Apple Music Embeddedable Web Player Leaks Ahead Of WWDC Keynote

Apple Music

Apple has been aggressively focused on improving its Apple Music service to compete mainly with Spotify, currently the top dog in steaming music. As part of that, it looks like Apple is going to roll out browser-based streaming of songs and playlists, and not short preview clips, but full songs. The ability has been added to the Apple Music tools website with an updated interface that allows users to log in and play songs, albums, and playlists from an embeddable widget.

Being able to create widgets for Apple Music is not new in and of itself. This is something that Apple has provided web developers all along, allowing artists to promote their music on their websites.

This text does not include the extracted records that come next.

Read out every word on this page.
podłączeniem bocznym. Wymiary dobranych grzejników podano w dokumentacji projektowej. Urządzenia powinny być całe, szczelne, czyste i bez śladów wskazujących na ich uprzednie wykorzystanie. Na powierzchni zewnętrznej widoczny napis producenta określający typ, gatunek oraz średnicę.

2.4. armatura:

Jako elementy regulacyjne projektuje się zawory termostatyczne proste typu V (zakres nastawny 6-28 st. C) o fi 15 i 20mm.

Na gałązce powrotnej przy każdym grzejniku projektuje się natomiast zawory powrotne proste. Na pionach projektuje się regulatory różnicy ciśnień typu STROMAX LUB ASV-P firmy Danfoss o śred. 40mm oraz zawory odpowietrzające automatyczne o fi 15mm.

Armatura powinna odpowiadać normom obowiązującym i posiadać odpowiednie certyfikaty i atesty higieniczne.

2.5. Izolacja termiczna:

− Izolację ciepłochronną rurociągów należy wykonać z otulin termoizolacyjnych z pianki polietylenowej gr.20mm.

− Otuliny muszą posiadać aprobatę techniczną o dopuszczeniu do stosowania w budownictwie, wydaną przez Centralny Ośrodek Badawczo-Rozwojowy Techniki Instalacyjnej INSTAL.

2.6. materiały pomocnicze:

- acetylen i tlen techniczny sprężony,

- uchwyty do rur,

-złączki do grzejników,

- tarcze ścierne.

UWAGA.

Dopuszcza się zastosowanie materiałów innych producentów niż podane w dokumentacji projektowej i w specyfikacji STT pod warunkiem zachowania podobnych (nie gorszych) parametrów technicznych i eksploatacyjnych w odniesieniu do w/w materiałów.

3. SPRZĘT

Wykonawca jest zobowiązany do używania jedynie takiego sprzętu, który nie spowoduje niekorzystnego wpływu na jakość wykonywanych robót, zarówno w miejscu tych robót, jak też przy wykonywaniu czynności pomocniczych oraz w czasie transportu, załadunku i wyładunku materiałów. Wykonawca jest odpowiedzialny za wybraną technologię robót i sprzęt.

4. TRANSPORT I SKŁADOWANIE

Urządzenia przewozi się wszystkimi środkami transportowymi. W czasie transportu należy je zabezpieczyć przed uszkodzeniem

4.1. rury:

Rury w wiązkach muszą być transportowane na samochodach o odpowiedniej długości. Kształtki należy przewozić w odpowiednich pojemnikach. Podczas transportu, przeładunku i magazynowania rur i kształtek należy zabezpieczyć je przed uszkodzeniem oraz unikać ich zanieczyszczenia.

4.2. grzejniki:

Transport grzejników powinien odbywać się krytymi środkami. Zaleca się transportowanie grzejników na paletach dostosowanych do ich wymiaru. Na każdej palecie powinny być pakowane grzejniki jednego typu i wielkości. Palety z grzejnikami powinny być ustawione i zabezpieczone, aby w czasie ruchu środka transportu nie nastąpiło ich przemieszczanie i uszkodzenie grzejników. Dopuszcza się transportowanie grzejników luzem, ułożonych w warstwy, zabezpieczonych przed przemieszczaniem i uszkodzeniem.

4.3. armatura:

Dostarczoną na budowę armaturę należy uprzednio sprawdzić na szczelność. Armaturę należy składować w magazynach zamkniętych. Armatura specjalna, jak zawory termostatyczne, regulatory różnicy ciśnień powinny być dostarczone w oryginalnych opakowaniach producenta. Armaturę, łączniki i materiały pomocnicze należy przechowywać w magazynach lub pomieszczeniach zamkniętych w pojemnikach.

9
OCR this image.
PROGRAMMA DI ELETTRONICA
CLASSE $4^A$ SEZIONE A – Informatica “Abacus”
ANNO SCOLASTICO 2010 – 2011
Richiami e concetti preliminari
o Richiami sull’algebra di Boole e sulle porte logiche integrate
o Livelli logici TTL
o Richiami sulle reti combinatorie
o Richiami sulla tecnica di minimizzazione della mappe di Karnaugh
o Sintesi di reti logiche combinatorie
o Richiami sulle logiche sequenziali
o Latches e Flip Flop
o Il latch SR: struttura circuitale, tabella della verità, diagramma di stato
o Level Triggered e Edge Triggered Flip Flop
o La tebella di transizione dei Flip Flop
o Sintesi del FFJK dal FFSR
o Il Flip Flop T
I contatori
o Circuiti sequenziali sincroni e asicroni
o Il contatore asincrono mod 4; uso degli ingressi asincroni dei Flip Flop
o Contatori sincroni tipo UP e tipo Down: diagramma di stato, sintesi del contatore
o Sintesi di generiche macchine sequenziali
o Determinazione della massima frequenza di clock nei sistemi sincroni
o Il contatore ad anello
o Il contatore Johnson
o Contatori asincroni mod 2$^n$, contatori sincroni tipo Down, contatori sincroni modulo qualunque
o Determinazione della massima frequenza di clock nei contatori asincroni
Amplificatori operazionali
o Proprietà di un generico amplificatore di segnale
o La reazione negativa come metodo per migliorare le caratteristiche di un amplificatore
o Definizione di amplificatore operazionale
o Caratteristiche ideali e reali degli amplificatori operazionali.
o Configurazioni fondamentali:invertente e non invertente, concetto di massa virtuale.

However, previously Apple limited playback to 30-90 seconds, meaning artists could only enable site visitors to preview a music clip before being whisked away to iTunes for the full song. That has now changed.

A user on Reddit noticed that Apple upgraded the widget's interface. Now users can log into their Apple Music account and play full songs, albums, and playlists all from within the web browser.

The change comes just ahead of Apple's Worldwide Developers Conference (WWDC). It's not clear what exactly Apple is planning in regards to its Apple Music service, but this new ability suggests it could unveil a full online Apple Music client so that users could access and play back their full catalog of songs from within a web browser the same as they on their Apple Music mobile app.

At present, the upgraded widget offers play/pause controls, the ability to skip tracks, and a progress scrubber. There is more that Apple would need to add for this to truly to compete with Spotify, such as being able to browse a user's library. But those bits would presumably be part of the overall experience, if this is something that Apple is getting ready to unveil.